Bennett selected to head mathematics department
"Dr. Bennett has been a leader among faculty at K-State and has the critical skills we're looking for to guide this outstanding department towards its K-State 2025 goals," said Peter Dorhout, dean of the College of Arts and Sciences. "Mathematics is a critical discipline for any Top 50 public research university and has been part of our land-grant heritage since the beginning."
Bennett joined the K-State mathematics department in 1988 and became a full professor in 2003. In 2006 he was named the inaugural director of the Center for Quantitative Education and has taught a wide range of classes in his career, ranging from Elementary Differential Equations to Foundations of Geometry. His research interests have led him to collaborate with faculty across the university, including the agriculture, education and engineering colleges. Bennett's research and educational efforts have raised more than $15 million in extramural funding.
"I am excited and honored by the confidence of my colleagues and the administration in leading the department in such exciting times," Bennett said. "All department stakeholders, faculty, students and administration, share a common vision in building a world-class department."
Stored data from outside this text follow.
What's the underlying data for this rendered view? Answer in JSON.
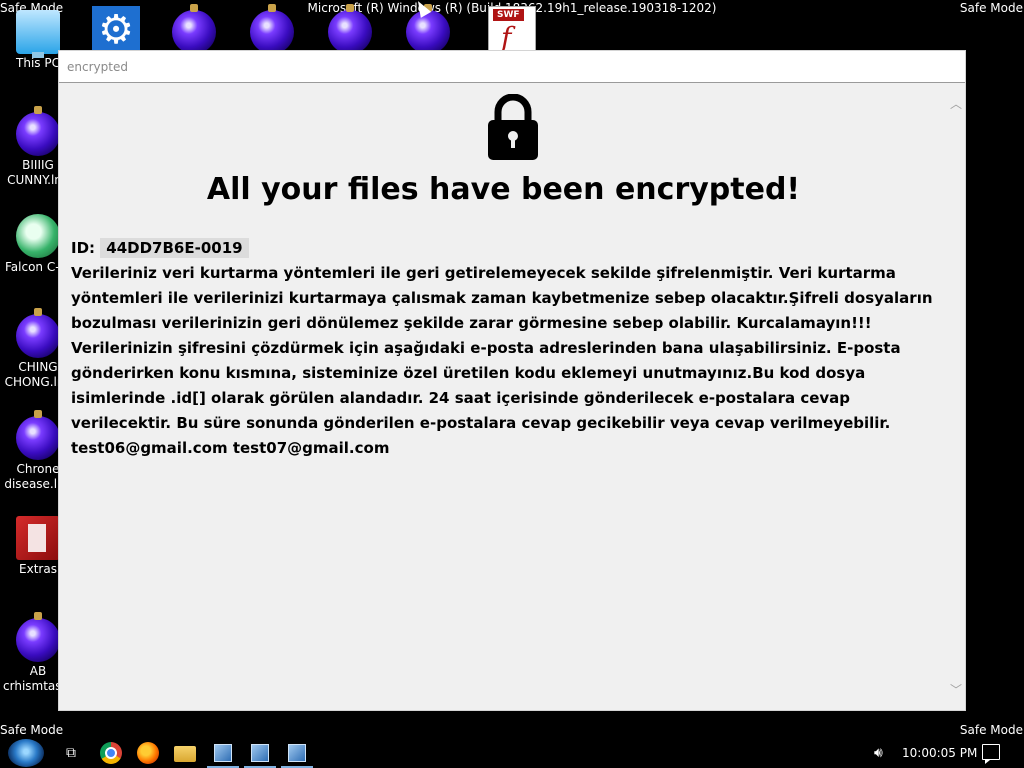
{
  "overlay": {
    "safe_mode_label": "Safe Mode",
    "system_build": "Microsoft (R) Windows (R) (Build 18362.19h1_release.190318-1202)"
  },
  "desktop_icons": [
    {
      "label": "This PC",
      "icon": "computer-icon"
    },
    {
      "label": "BIIIIG CUNNY.lnk",
      "icon": "ornament-icon"
    },
    {
      "label": "Falcon C-...",
      "icon": "recycle-icon"
    },
    {
      "label": "CHING CHONG.lnk",
      "icon": "ornament-icon"
    },
    {
      "label": "Chrone disease.lnk",
      "icon": "ornament-icon"
    },
    {
      "label": "Extras",
      "icon": "folder-icon"
    },
    {
      "label": "AB crhismtas...",
      "icon": "ornament-icon"
    }
  ],
  "window": {
    "title": "encrypted",
    "headline": "All your files have been encrypted!",
    "id_label": "ID:",
    "id_value": "44DD7B6E-0019",
    "paragraph_1": "Verileriniz veri kurtarma yöntemleri ile geri getirelemeyecek sekilde şifrelenmiştir. Veri kurtarma yöntemleri ile verilerinizi kurtarmaya çalısmak zaman kaybetmenize sebep olacaktır.Şifreli dosyaların bozulması verilerinizin geri dönülemez şekilde zarar görmesine sebep olabilir. Kurcalamayın!!!",
    "paragraph_2": "Verilerinizin şifresini çözdürmek için aşağıdaki e-posta adreslerinden bana ulaşabilirsiniz. E-posta gönderirken konu kısmına, sisteminize özel üretilen kodu eklemeyi unutmayınız.Bu kod dosya isimlerinde .id[] olarak görülen alandadır. 24 saat içerisinde gönderilecek e-postalara cevap verilecektir. Bu süre sonunda gönderilen e-postalara cevap gecikebilir veya cevap verilmeyebilir.",
    "contact_emails": "test06@gmail.com test07@gmail.com"
  },
  "taskbar": {
    "clock": "10:00:05 PM",
    "items": [
      "start-icon",
      "task-view-icon",
      "chrome-icon",
      "firefox-icon",
      "file-explorer-icon",
      "app-icon",
      "app-icon",
      "app-icon"
    ]
  }
}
The mathematics department has seen exciting development in recent years. The number of students majoring in math has grown by more than 50 percent in the last decade; the Center of the Integration of Undergraduate, Graduate and Postdoctoral Research — known as the I-Center — supported nine undergraduate and four graduate scholars in the last year; and the Mirror Symmetry and Tropical Geometry Research Center — known as the M-Center — recently received its second Focused Research Group grant from the National Science Foundation in collaboration with four other universities, including the University of California-Berkeley and MIT.
Bennett earned a Bachelor of Science in mathematics from Colorado State University before receiving his master's in mathematics from Princeton University. He went on to earn a doctorate in mathematics from Princeton in 1985.
"As we reach toward the goals of K-State 2025, it is essential that K-State have a strong mathematics program, both building new knowledge and helping develop students with strong quantitative skills to prepare them for the technological world of the 21st century," Bennett said. "The K-State mathematics department is well-poised to move forward with outstanding researchers and excellent teachers who care about student learning."
Bennett has received multiple teaching awards, including the Commerce Bank Outstanding Undergraduate Teaching Award and the Award for Distinguished College or University Teaching from the Kansas Section of the Mathematical Association of America.